Megan McArdle has an article on Bloomberg titled, Why It’s So Hard to Kill Keynesianism. And in spite of its arguments from a rather diverse crew of supposedly anti-Keynesian economists, it’s straightforward why Keynesian theory continues to lurch forward.
- It is taught in virtually every introductory economics textbook in the world.
- No economist would even consider giving up on aggregate demand as the driver of economic activity. So we have John Cochrane quoted as saying:
“Since about 1980, if you send a paper with this model to any half respectable journal, they will reject it instantly.”
I don’t know what “this model” consists of, but if he is saying that employing aggregate demand is instant death for any article, I would have my doubts. But it’s not the articles supporting Keynes that interest me. Where are the ones that point out that Keynesian theory and policy are nonsense? Articles along those lines would be a radical departure but where are they? And let me add, as a personal experience, that it is not all that easy to get them published if you write them.
But then, what would be the exact point of these articles so far as policy is concerned? As McArdle says:
“New Keynesian models do predict stimulative effects from government spending. But they do so through a completely different channel from the old Keynesian models that are still popular with most of the public intellectuals who support stimulus.”
No one at the political level, trying to work out what to do as recession comes crashing through the wall, was going to be interested in “the channels” that cause a stimulus to work. They just want an answer, and if the answer is a stimulus then off they go. And off they did go. They have now spent in haste and are repenting in leisure, but it was some variant version of Keynesian theory that drove them to take the actions that they took. But where are the post mortems on what went wrong? Plenty on what caused the Global Financial Crisis. Almost nothing on why the stimulus that followed has been such a disaster.
And for McArdle to say that Keynesian theory represents “an economic model with zero percent mindshare among professional macroeconomists” just cannot be true. The reality is that economists know virtually nothing else. I have scoured the article for the alternative theory the people she spoke to have in mind and can find nothing. The most you hear is that we should abandon macro and leave everything to micro, which is as nonsensical an idea as the Keynesian theory it would replace. I would merely point out that The Wealth of Nations was entirely macro, classical macro. That is where the action is and the answers begin. Economic theory around 1916, say, would be something like the high point and a good place to start over from.
McArdle does, however, go into “supply side economics” but restricts it to the notion of tax cuts. She unfortunately goes nowhere near the underlying theory or discusses any of the wider implications. And there is nothing on the absolute necessity found within supply-side theory which explicitly requires starting over from classical presuppositions and a return to Say’s Law.
And while the efficient market hypothesis is fine as far as it goes, what it does not do and cannot do is rule out recessions. In my view, there is nothing in the EMH that is not fully discussed in classical business cycle theory (and who amongst the entire history-deprived economics profession could tell me whether I am right or wrong on this).
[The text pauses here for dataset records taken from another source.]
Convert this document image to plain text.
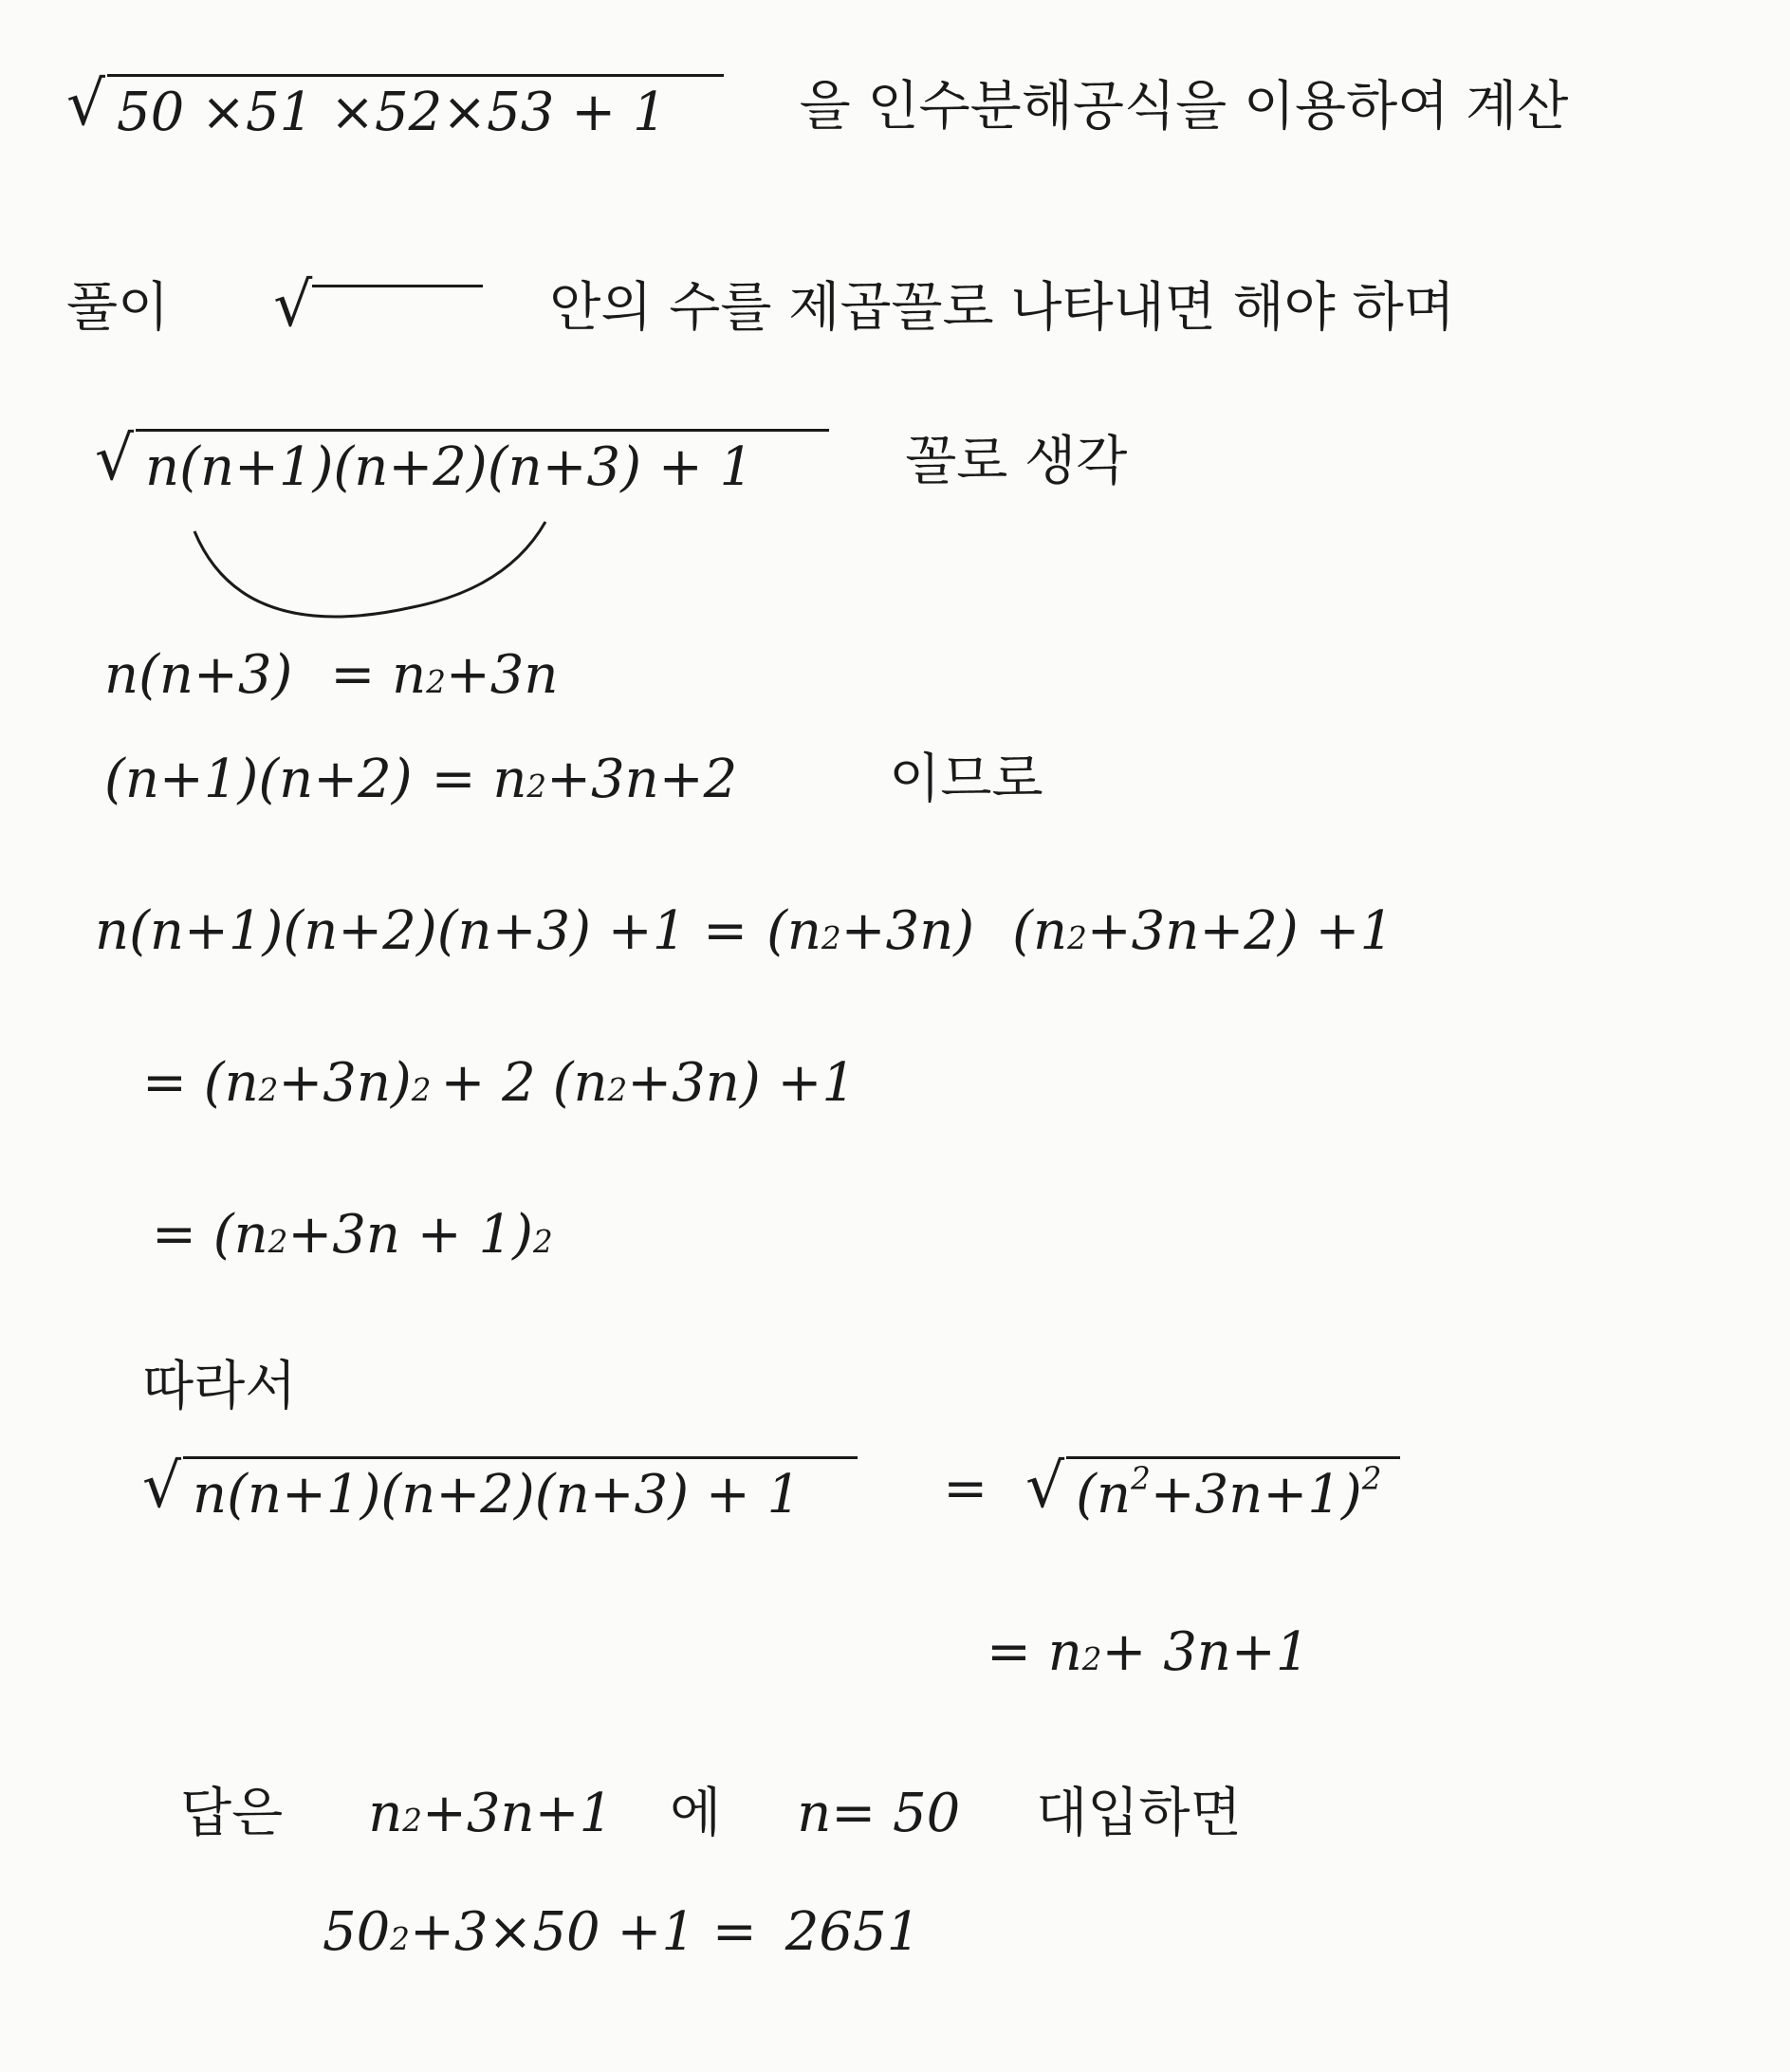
√ 50 ×51 ×52×53 + 1	을 인수분해공식을 이용하여 계산
풀이 √	안의 수를 제곱꼴로 나타내면 해야 하며
√ n(n+1)(n+2)(n+3) + 1	꼴로 생각
n(n+3) = n 2 +3n
(n+1)(n+2) = n 2 +3n+2	이므로
n(n+1)(n+2)(n+3) +1 = (n 2 +3n) (n 2 +3n+2) +1
= (n 2 +3n) 2 + 2 (n 2 +3n) +1
= (n 2 +3n + 1) 2
따라서
√ n(n+1)(n+2)(n+3) + 1	= √ $(n^2+3n+1)^2$
= n 2 + 3n+1
답은 n 2 +3n+1 에 n= 50 대입하면
50 2 +3×50 +1 = 2651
Just because you believe that information gets fully used as soon as it is available is no reason to think recessions cannot happen. There are the known unknowns and the unknown unknowns that will get you every time. Even the known knowns can sometimes put an economy into recession. No one can prepare for everything.
The Keynesian walking dead are those who uses aggregate demand to explain how an economy works. If that’s not 100% of the profession, it’s near enough.
*My thanks to I.D. for bringing this article to my attention.